De todo modo, a carta é um ponto de partida. Quando os gritos e gestos de ódio se voltaram contra Balotelli, e feriram sua alma, e trataram-no como estranho em seu próprio país, houve os que reclamaram da reação do jogador, e os que se aborreceram com sua raiva, enquanto relativizavam os insultos.
No dia 17 de Novembro, pela segunda divisão da Holanda, o Excelsior visitou o Den Bosch. O jogo foi bom, terminou 3 a 3, mas não foi o placar que chamou a atenção para além dos Países Baixos; a partida chegou ao noticiário internacional pelo que houve na arquibancada.
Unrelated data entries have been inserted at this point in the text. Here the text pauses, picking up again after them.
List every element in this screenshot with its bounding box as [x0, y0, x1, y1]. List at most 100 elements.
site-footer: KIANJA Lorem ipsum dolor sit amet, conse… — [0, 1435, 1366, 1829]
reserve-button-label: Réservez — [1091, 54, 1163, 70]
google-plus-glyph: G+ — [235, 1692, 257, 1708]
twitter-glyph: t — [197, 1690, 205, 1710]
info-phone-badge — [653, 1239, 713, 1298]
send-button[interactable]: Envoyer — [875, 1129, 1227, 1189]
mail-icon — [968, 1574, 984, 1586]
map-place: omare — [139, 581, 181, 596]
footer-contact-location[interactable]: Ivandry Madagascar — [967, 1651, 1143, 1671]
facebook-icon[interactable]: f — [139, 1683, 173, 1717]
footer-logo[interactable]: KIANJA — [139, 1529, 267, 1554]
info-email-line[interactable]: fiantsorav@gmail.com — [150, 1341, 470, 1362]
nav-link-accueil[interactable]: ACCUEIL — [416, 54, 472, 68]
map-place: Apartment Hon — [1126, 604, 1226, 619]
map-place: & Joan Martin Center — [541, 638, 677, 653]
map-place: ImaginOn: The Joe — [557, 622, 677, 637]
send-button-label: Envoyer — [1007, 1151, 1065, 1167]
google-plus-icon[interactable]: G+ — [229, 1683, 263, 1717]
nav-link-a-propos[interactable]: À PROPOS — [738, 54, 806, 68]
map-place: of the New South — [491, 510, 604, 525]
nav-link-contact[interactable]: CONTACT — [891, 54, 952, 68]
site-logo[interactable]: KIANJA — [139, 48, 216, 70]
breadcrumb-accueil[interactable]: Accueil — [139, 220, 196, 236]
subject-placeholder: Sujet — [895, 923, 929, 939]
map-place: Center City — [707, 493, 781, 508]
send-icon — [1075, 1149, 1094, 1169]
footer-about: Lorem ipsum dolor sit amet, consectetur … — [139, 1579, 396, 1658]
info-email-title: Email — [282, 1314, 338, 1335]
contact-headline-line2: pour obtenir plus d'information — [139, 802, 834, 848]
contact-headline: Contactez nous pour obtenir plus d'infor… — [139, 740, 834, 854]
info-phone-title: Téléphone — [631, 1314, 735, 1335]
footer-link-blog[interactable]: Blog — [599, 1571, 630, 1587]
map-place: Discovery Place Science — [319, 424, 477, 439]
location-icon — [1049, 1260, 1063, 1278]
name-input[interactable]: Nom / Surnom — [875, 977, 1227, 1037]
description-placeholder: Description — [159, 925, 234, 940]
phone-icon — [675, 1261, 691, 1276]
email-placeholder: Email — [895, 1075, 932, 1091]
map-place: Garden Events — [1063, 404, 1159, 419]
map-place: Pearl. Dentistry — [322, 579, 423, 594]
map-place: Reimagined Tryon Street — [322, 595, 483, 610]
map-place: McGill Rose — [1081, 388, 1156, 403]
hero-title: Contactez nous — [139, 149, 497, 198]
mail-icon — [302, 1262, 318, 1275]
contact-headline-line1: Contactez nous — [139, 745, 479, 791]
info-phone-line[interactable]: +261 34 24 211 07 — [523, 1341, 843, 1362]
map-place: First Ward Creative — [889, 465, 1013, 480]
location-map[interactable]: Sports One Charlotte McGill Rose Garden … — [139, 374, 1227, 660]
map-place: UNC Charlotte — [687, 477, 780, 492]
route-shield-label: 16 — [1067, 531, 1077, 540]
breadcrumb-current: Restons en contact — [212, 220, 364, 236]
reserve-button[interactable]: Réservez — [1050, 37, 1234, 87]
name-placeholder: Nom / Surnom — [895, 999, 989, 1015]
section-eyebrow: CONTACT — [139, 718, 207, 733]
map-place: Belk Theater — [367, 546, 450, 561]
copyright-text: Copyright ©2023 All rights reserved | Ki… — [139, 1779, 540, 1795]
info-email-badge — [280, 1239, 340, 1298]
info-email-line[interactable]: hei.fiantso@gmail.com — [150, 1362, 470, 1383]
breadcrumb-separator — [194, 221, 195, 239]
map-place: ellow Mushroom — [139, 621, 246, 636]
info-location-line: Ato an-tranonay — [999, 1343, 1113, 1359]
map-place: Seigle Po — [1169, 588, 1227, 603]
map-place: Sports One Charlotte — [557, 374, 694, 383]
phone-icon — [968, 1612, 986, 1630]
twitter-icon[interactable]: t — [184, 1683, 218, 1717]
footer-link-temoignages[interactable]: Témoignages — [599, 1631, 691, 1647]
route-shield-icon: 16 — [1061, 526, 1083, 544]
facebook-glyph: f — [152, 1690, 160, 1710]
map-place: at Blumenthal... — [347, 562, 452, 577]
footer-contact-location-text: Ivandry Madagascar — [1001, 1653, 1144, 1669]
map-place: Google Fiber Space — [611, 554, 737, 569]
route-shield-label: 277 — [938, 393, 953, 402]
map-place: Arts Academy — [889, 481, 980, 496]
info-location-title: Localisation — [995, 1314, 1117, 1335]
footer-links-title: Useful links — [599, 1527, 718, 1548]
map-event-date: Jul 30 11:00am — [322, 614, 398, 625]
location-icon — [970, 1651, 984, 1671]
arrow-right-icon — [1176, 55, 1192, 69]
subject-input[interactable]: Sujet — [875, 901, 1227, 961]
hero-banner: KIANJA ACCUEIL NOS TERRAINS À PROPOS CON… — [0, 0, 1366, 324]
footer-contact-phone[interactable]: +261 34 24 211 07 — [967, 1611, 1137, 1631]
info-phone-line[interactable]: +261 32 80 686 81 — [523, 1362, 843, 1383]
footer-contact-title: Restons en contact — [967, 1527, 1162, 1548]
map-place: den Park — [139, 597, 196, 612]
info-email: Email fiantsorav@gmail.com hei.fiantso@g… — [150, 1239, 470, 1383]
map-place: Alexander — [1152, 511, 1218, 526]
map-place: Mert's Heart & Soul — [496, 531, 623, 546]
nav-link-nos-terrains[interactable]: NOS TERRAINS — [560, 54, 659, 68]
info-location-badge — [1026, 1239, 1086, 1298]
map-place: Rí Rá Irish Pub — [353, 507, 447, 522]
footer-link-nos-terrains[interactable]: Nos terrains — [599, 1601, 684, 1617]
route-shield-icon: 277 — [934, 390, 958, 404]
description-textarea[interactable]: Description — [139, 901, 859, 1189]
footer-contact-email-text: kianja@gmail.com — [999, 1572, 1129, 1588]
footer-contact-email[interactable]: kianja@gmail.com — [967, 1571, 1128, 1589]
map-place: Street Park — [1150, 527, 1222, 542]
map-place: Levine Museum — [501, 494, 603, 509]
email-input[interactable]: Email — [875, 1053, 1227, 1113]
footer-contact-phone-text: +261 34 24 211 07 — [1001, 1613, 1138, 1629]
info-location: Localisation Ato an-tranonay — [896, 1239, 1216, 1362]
Lá pelas tantas, torcedores do Den Bosch desandaram a gritar xingamentos racistas contra Ahmad Mendes Moreira, atacante do Excelsior. Não ficaram só nos cânticos estúpidos; partiram para as saudações nazistas. A infâmia virou notícia por conta da manifestação indignada de Wijnaldum. O meio-campista do Liverpool e da seleção holandesa tornou pública sua solidariedade ao conterrâneo. Sim, Ahmad nasceu na Holanda, ou seja, foi vítima da iniquidade em seu próprio chão.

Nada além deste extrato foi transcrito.